私は昔から兄が大嫌いだ。自覚し始めたのは幼稚園の頃。

小学生の頃も、中学も。高校、大学に入ってからは、兄をわざといじめ出した。母がそうしていたから。

自閉症を持つ兄の癇癪は凄まじく、母もそれに負けじと兄に癇癪をぶつけているのをほぼ毎日見ていた。それと同時に兄を甘やかして、私に大きな期待をかけるのも忘れなかった。

「お兄ちゃん可哀想だと思わないの?何にもできないんだよ?あんたは自分でなんでもできて楽しみもあるからいいでしょう?でもお兄ちゃんは何にもできないんだよ」

そう言いながら兄が癇癪を起こせば、わざと兄の大切にしているノートをビリビリに破って部屋中にばら撒いた。

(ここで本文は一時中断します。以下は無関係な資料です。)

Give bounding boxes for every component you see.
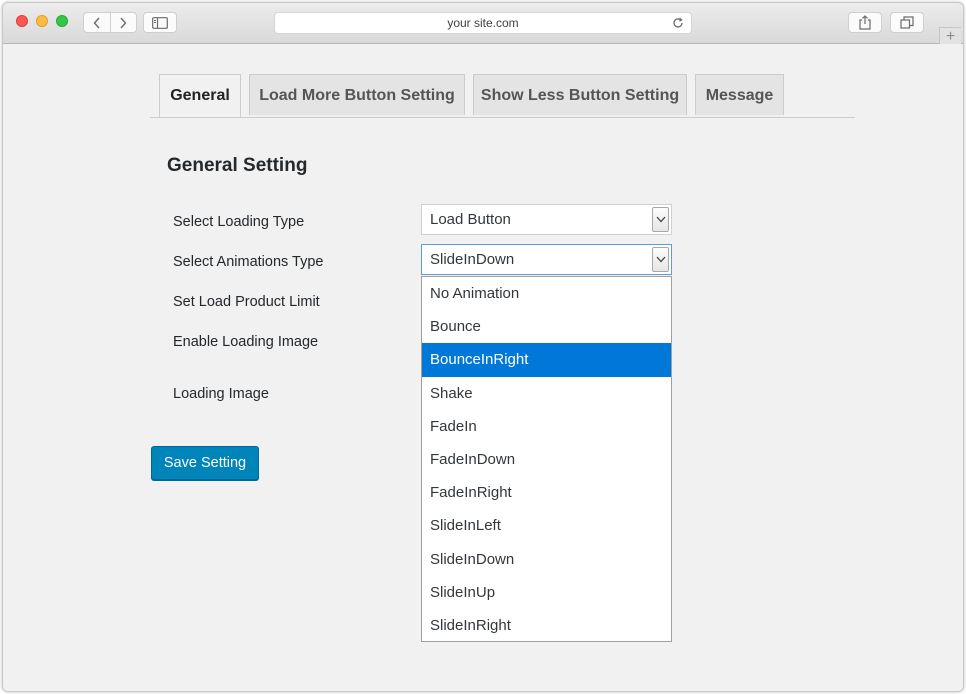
settings-tab-bar: General Load More Button Setting Show Le…: [150, 74, 855, 118]
loading-type-select[interactable]: Load Button: [421, 204, 672, 235]
sidebar-toggle-button[interactable]: [143, 12, 177, 33]
sidebar-icon: [152, 16, 168, 29]
plus-icon: +: [945, 28, 956, 45]
animation-type-select[interactable]: SlideInDown: [421, 244, 672, 275]
dropdown-option[interactable]: FadeInDown: [422, 443, 671, 476]
dropdown-option[interactable]: No Animation: [422, 277, 671, 310]
navigation-buttons: [83, 12, 137, 33]
animation-type-value: SlideInDown: [430, 251, 515, 268]
back-button[interactable]: [84, 13, 110, 32]
save-setting-button[interactable]: Save Setting: [151, 446, 259, 480]
share-icon: [859, 15, 871, 30]
address-bar[interactable]: your site.com: [274, 12, 692, 34]
chevron-down-icon: [656, 216, 665, 223]
dropdown-option[interactable]: FadeIn: [422, 410, 671, 443]
share-button[interactable]: [848, 12, 882, 33]
close-window-button[interactable]: [16, 15, 28, 27]
loading-image-label: Loading Image: [173, 386, 269, 402]
product-limit-label: Set Load Product Limit: [173, 294, 320, 310]
chevron-left-icon: [93, 17, 100, 28]
browser-window: your site.com + General Load More Button…: [2, 2, 964, 692]
dropdown-option[interactable]: Bounce: [422, 310, 671, 343]
new-tab-button[interactable]: +: [939, 27, 961, 45]
tab-message[interactable]: Message: [695, 74, 784, 115]
enable-loading-image-label: Enable Loading Image: [173, 334, 319, 350]
animation-type-select-arrow[interactable]: [652, 247, 669, 272]
tabs-overview-icon: [900, 16, 914, 29]
forward-button[interactable]: [111, 13, 137, 32]
loading-type-value: Load Button: [430, 211, 511, 228]
browser-toolbar: your site.com +: [3, 3, 963, 45]
tab-show-less-button-setting[interactable]: Show Less Button Setting: [473, 74, 687, 115]
dropdown-option[interactable]: SlideInLeft: [422, 509, 671, 542]
dropdown-option[interactable]: Shake: [422, 377, 671, 410]
dropdown-option[interactable]: SlideInUp: [422, 576, 671, 609]
animation-type-label: Select Animations Type: [173, 254, 324, 270]
animation-type-dropdown: No Animation Bounce BounceInRight Shake …: [421, 276, 672, 642]
dropdown-option-highlighted[interactable]: BounceInRight: [422, 343, 671, 377]
reload-icon[interactable]: [671, 16, 685, 30]
url-text: your site.com: [447, 16, 519, 30]
tab-load-more-button-setting[interactable]: Load More Button Setting: [249, 74, 465, 115]
dropdown-option[interactable]: SlideInRight: [422, 609, 671, 642]
tab-general[interactable]: General: [159, 74, 241, 117]
chevron-down-icon: [656, 256, 665, 263]
show-tabs-button[interactable]: [890, 12, 924, 33]
chevron-right-icon: [120, 17, 127, 28]
section-title: General Setting: [167, 155, 308, 176]
loading-type-label: Select Loading Type: [173, 214, 305, 230]
maximize-window-button[interactable]: [56, 15, 68, 27]
minimize-window-button[interactable]: [36, 15, 48, 27]
loading-type-select-arrow[interactable]: [652, 207, 669, 232]
dropdown-option[interactable]: FadeInRight: [422, 476, 671, 509]
dropdown-option[interactable]: SlideInDown: [422, 543, 671, 576]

兄は大泣きしながら集めることも出来ない。いよいよ癇癪は酷くなり、兄は捨て癖が出始めた。

私のアイデンティティの拠り所だった父との写真の載ったアルバム、幼い頃好きだった植物図鑑、私の学校の文集、全て捨てた。

そんな兄に私は日頃のストレスを発散するようになった。

兄を怒鳴ったり蹴飛ばしたり、気持ち悪いと言って頭を本の角で殴ったり。

もちろん跡が残らない程度だ。

包丁を持って「痛いぞ痛いぞ」と家の端に追い詰めたこともある。

兄は重度の知的障害で命乞いなど分からない。ただただ泣いて首をぐるぐる回していた。

やっと私のフラストレーションは一時的に解消された。

兄がこの世に存在していなければ。私は妊娠に怯えたりもせず楽しく暮らせたはずなのに。

障害を持ってきたのは仕方がない、けれども仕方のないことと受け入れることは全く別物だった。